Lessons for Today's Front Offices
When you look back at these results, you see a few patterns that modern teams have finally internalized.
First: Stop overthinking the medicals if the talent is top-five caliber. Walker Buehler is the blueprint. If a guy has "it," you draft him and fix the arm later.
Second: College production in the SEC or ACC is the best predictor of MLB success. Bregman (LSU), Swanson (Vandy), and Benintendi (Arkansas) all made it. High schoolers like Kolby Allard or Ashe Russell were much riskier bets that didn't provide the same ROI.
Third: The draft isn't won in the first round. It’s won in the third, fourth, and fifth rounds where you find the Brandon Lowes and Paul DeJongs of the world. Those are the players who provide the "surplus value" that allows teams to spend big in free agency.

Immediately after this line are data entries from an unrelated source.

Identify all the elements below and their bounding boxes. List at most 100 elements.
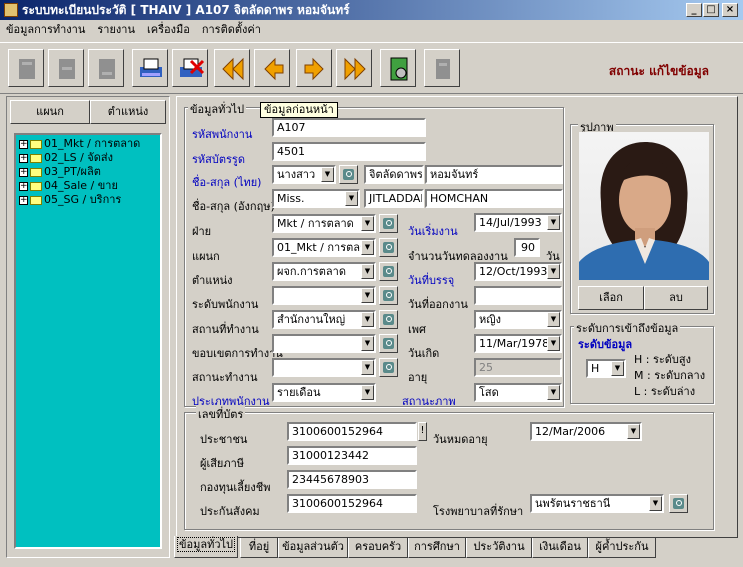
position-search-button[interactable] [379, 262, 398, 281]
workplace-select[interactable]: สำนักงานใหญ่ ▼ [272, 310, 376, 329]
next-record-button[interactable] [296, 49, 332, 87]
tree-item[interactable]: +05_SG / บริการ [19, 193, 157, 207]
edit-record-button[interactable] [48, 49, 84, 87]
employee-photo [579, 132, 709, 280]
probation-input[interactable]: 90 [514, 238, 540, 257]
expand-icon[interactable]: + [19, 167, 28, 177]
close-button[interactable]: × [722, 3, 738, 17]
chevron-down-icon[interactable]: ▼ [649, 496, 662, 511]
chevron-down-icon[interactable]: ▼ [361, 336, 374, 351]
workplace-search-button[interactable] [379, 310, 398, 329]
chevron-down-icon[interactable]: ▼ [361, 216, 374, 231]
tree-item[interactable]: +04_Sale / ขาย [19, 179, 157, 193]
exit-button[interactable] [424, 49, 460, 87]
menu-tools[interactable]: เครื่องมือ [141, 20, 196, 40]
marital-select[interactable]: โสด ▼ [474, 383, 562, 402]
tab-education[interactable]: การศึกษา [408, 538, 466, 558]
tree-item[interactable]: +03_PT/ผลิต [19, 165, 157, 179]
title-en-select[interactable]: Miss. ▼ [272, 189, 360, 208]
delete-photo-button[interactable]: ลบ [644, 286, 708, 310]
tab-salary[interactable]: เงินเดือน [532, 538, 588, 558]
maximize-button[interactable]: □ [703, 3, 719, 17]
select-photo-button[interactable]: เลือก [578, 286, 644, 310]
sex-select[interactable]: หญิง ▼ [474, 310, 562, 329]
work-status-search-button[interactable] [379, 358, 398, 377]
expand-icon[interactable]: + [19, 153, 28, 163]
first-name-th-input[interactable]: จิตลัดดาพร [364, 165, 424, 184]
previous-record-button[interactable] [254, 49, 290, 87]
chevron-down-icon[interactable]: ▼ [627, 424, 640, 439]
social-input[interactable]: 3100600152964 [287, 494, 417, 513]
division-select[interactable]: Mkt / การตลาด ▼ [272, 214, 376, 233]
fund-input[interactable]: 23445678903 [287, 470, 417, 489]
citizen-input[interactable]: 3100600152964 [287, 422, 417, 441]
tab-work-history[interactable]: ประวัติงาน [466, 538, 532, 558]
menu-work[interactable]: ข้อมูลการทำงาน [0, 20, 91, 40]
leave-date-input[interactable] [474, 286, 562, 305]
tab-personal[interactable]: ข้อมูลส่วนตัว [278, 538, 348, 558]
chevron-down-icon[interactable]: ▼ [361, 264, 374, 279]
tree-item[interactable]: +02_LS / จัดส่ง [19, 151, 157, 165]
scope-select[interactable]: ▼ [272, 334, 376, 353]
menu-report[interactable]: รายงาน [91, 20, 141, 40]
citizen-extra-button[interactable]: ! [418, 422, 427, 441]
expand-icon[interactable]: + [19, 139, 28, 149]
expire-date-select[interactable]: 12/Mar/2006 ▼ [530, 422, 642, 441]
tree-item[interactable]: +01_Mkt / การตลาด [19, 137, 157, 151]
work-status-select[interactable]: ▼ [272, 358, 376, 377]
name-search-button[interactable] [339, 165, 358, 184]
birth-date-select[interactable]: 11/Mar/1978 ▼ [474, 334, 562, 353]
save-button[interactable] [132, 49, 168, 87]
perm-date-select[interactable]: 12/Oct/1993 ▼ [474, 262, 562, 281]
new-record-button[interactable] [8, 49, 44, 87]
chevron-down-icon[interactable]: ▼ [547, 215, 560, 230]
dept-select[interactable]: 01_Mkt / การตลา ▼ [272, 238, 376, 257]
title-th-select[interactable]: นางสาว ▼ [272, 165, 336, 184]
chevron-down-icon[interactable]: ▼ [361, 360, 374, 375]
scope-search-button[interactable] [379, 334, 398, 353]
chevron-down-icon[interactable]: ▼ [345, 191, 358, 206]
first-name-en-input[interactable]: JITLADDAPORN [364, 189, 424, 208]
position-view-button[interactable]: ตำแหน่ง [90, 100, 166, 124]
hospital-select[interactable]: นพรัตนราชธานี ▼ [530, 494, 664, 513]
level-search-button[interactable] [379, 286, 398, 305]
chevron-down-icon[interactable]: ▼ [611, 361, 624, 376]
copy-record-button[interactable] [88, 49, 124, 87]
emp-type-select[interactable]: รายเดือน ▼ [272, 383, 376, 402]
last-record-button[interactable] [336, 49, 372, 87]
tab-family[interactable]: ครอบครัว [348, 538, 408, 558]
tab-address[interactable]: ที่อยู่ [240, 538, 278, 558]
chevron-down-icon[interactable]: ▼ [321, 167, 334, 182]
last-name-th-input[interactable]: หอมจันทร์ [425, 165, 563, 184]
tab-general[interactable]: ข้อมูลทั่วไป [174, 536, 238, 558]
start-date-select[interactable]: 14/Jul/1993 ▼ [474, 213, 562, 232]
minimize-button[interactable]: _ [686, 3, 702, 17]
chevron-down-icon[interactable]: ▼ [547, 336, 560, 351]
dept-view-button[interactable]: แผนก [10, 100, 90, 124]
division-search-button[interactable] [379, 214, 398, 233]
emp-code-input[interactable]: A107 [272, 118, 426, 137]
chevron-down-icon[interactable]: ▼ [361, 288, 374, 303]
search-button[interactable] [380, 49, 416, 87]
dept-search-button[interactable] [379, 238, 398, 257]
tax-input[interactable]: 31000123442 [287, 446, 417, 465]
tab-guarantor[interactable]: ผู้ค้ำประกัน [588, 538, 656, 558]
level-select[interactable]: ▼ [272, 286, 376, 305]
menu-settings[interactable]: การติดตั้งค่า [196, 20, 267, 40]
chevron-down-icon[interactable]: ▼ [361, 240, 374, 255]
previous-icon [264, 57, 284, 81]
first-record-button[interactable] [214, 49, 250, 87]
access-level-select[interactable]: H ▼ [586, 359, 626, 378]
chevron-down-icon[interactable]: ▼ [547, 385, 560, 400]
hospital-search-button[interactable] [669, 494, 688, 513]
chevron-down-icon[interactable]: ▼ [547, 312, 560, 327]
position-select[interactable]: ผจก.การตลาด ▼ [272, 262, 376, 281]
card-code-input[interactable]: 4501 [272, 142, 426, 161]
chevron-down-icon[interactable]: ▼ [547, 264, 560, 279]
expand-icon[interactable]: + [19, 181, 28, 191]
expand-icon[interactable]: + [19, 195, 28, 205]
last-name-en-input[interactable]: HOMCHAN [425, 189, 563, 208]
chevron-down-icon[interactable]: ▼ [361, 312, 374, 327]
chevron-down-icon[interactable]: ▼ [361, 385, 374, 400]
delete-button[interactable] [172, 49, 208, 87]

To really grasp how your favorite team fared, you shouldn't just look at the WAR (Wins Above Replacement) of the first-round pick. You have to look at the total "big league service time" generated by the entire 40-man draft class. That's the real metric of success.
Your Next Steps for Analyzing Draft Trends
If you're a die-hard baseball fan or a fantasy baseball nerd, don't just stop at the names. Go into the weeds.
- Check the Baseball-Reference draft play-by-play for 2015 and sort by Career WAR. You'll be shocked at how many names in the top 20 for that year were taken after the 100th pick.
- Compare the 2015 class to the 2016 class. You’ll see a massive jump in how teams valued "spin rate" and "exit velocity," which were just starting to become mainstream terms back then.
- Look at the trade history of the 2015 first rounders. It’s a fascinating look at how teams use draft capital as currency rather than just building blocks.
- Follow the careers of the "failed" prospects. Many of them are now coaching in the minors or working in front offices, bringing the lessons of their 2015 experience to the next generation of players.
The draft is a gamble, plain and simple. But by studying the 2015 MLB draft results, you can see the fingerprints of the modern game being formed. It was the year that scouts and spreadsheets finally started speaking the same language, even if they didn't always agree on the results.